MOSCOW/ANKARA, Aug 1 (Reuters) – Jailed U.S. Wall Street Journal reporter Evan Gershkovich and ex-U.S. Marine Paul Whelan were among 26 prisoners from the United States, Russia, Germany, Poland, Slovenia, Norway, and Belarus being freed in a major east-west exchange on Thursday, Turkey’s presidency said.
It said 10 prisoners, including two minors, had been moved to Russia, 13 to Germany, and three to the United States.
Turkish intelligence had announced that it was coordinating an extensive prisoner exchange, amid signs of a major swap between Russia and Belarus on one side and Western countries including the United States and Germany on the other.
“Our organization has undertaken a major mediation role in this exchange operation, which is the most comprehensive of the recent period,” the National Intelligence Agency (MIT) said in a statement.
The United States and four allies reached a deal with Russia for their largest prisoner exchange since the end of the Cold War, in a swap that includes the release of 16 people including U.S. journalist Evan Gershkovich, the White House said on Thursday.

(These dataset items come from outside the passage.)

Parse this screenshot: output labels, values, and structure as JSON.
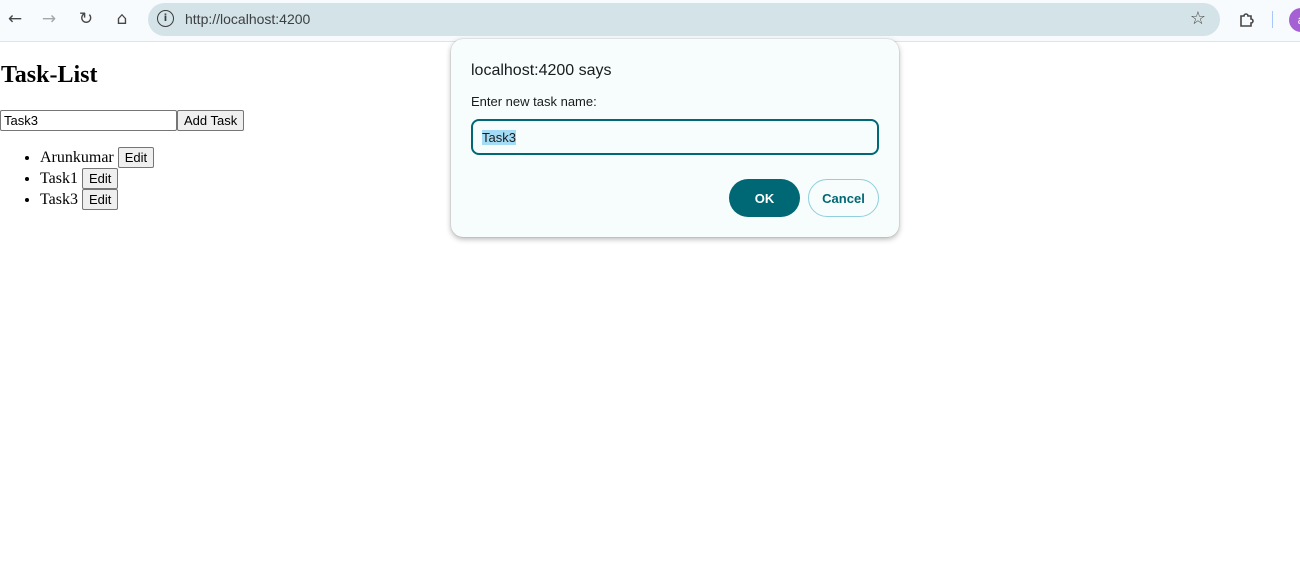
{
  "browser": {
    "url": "http://localhost:4200",
    "avatar_letter": "a",
    "icons": {
      "back": "back-arrow-icon",
      "forward": "forward-arrow-icon",
      "reload": "reload-icon",
      "home": "home-icon",
      "site_info": "info-icon",
      "bookmark": "star-icon",
      "extensions": "puzzle-icon"
    }
  },
  "page": {
    "title": "Task-List",
    "new_task_value": "Task3",
    "add_button_label": "Add Task",
    "tasks": [
      {
        "name": "Arunkumar",
        "edit_label": "Edit"
      },
      {
        "name": "Task1",
        "edit_label": "Edit"
      },
      {
        "name": "Task3",
        "edit_label": "Edit"
      }
    ]
  },
  "dialog": {
    "title": "localhost:4200 says",
    "message": "Enter new task name:",
    "input_value": "Task3",
    "ok_label": "OK",
    "cancel_label": "Cancel",
    "accent_color": "#006874"
  }
}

The Biden administration negotiated the complex trade with Russia and several other countries, agreeing to send eight prisoners held in the West back to Russia, including Vadim Krasikov, who had been serving a life sentence for killing a Chechen-Georgian dissident in Berlin.
Negotiated in secret for more than a year, the deal represents a major accomplishment for the parties and will be presented by the Biden administration as a marquee foreign policy success as the U.S. presidential race enters its final months.
Flight tracking site Flightradar24 showed that a special Russian government plane used for a previous prisoner swap involving the United States and Russia had flown from Moscow to the Russian exclave of Kaliningrad, which borders Poland and Lithuania, before heading back to the Russian capital.
Reuters footage showed a Russian government plane on the ground in the Turkish capital Ankara. Whelan and Vladimir Kara-Murza, a Russian-British dissident, both jailed in Russia, had suddenly disappeared from view in recent days, according to their lawyers. At least seven Russian dissidents had been unexpectedly moved from their prisons.
A lawyer for Alexander Vinnik, a Russian held in the United States, declined on Wednesday to confirm the whereabouts of his client to the state RIA news agency “until the exchange takes place”. RIA had also reported that four Russians jailed in the United States had disappeared from a database of prisoners operated by the U.S. Federal Bureau of Prisons. It named them Vinnik, Maxim Marchenko, Vadim Konoshchenok, and Vladislav Klyushin.
Dissidents inside Russia whose supporters say they have been told that they have been suddenly moved in recent days include opposition politician Ilya Yashin, human rights activist Oleg Orlov , and Daniil Krinari, convicted of secretly cooperating with foreign governments.